Law enforcement seems to set up DUI and OUI checkpoints here in Worcester every two to three weeks to catch drivers over the legal limit for drugs or alcohol. However, with the recent dismissal of a case in Tennessee because there was no public notice of the roadblock, it is a good idea to examine the laws here in Massachusetts.

Law enforcement is entitled to pull over drivers who drive erratically. As of now, stopping a vehicle at a checkpoint is considered a warrant-less seizure and the driver is protected under the laws of the Massachusetts Declaration of Rights and the U.S. Constitution.

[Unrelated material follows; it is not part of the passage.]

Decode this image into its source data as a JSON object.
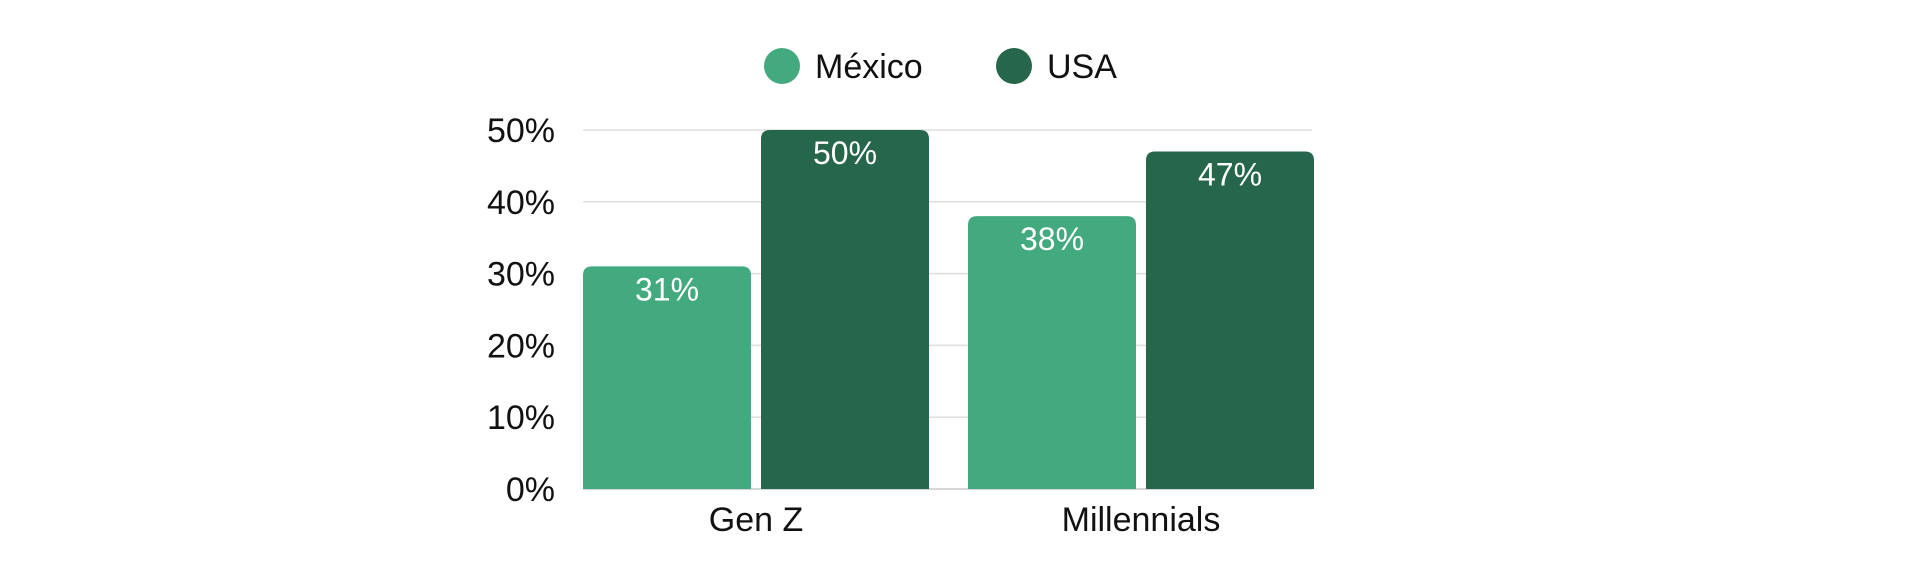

The guidelines for roadblocks or checkpoints

The following guidelines must be observed for the selection process to hold up in court. Based on the landmark McGeoghgan from 1983 and Trumble from 1985, these guidelines are:

  • The public must be given advance warning of the checkpoint
  • The location of the checkpoint is a known trouble spot for driving under the influence
  • The selection of vehicles stopped cannot be arbitrary
  • There must be a predetermined plan for law enforcement that avoids random selection of drivers

The stop

An officer will explain what is happening during initial contact with the driver. At this point they are trying to determine if there are signs (bloodshot eyes, smell of alcohol on the driver’s breath, etc.) that the driver may be intoxicated by alcohol or drugs, which, as we discussed in the past, is where actor Vince Vaughan ran into trouble. If the officer suspects this is the case, they will conduct a second screening.

The burden of proof is on law enforcement

It is important to remember that everyone is innocent until they are proven guilty. Law enforcement must prove that they followed the above guidelines are did not violate drivers’ rights in any way. Criminal defense attorneys understand the process and can be a tremendous asset in protecting drivers against OUI and DUI charges particularly in regards to law enforcement’s selection process and analysis at the roadblock.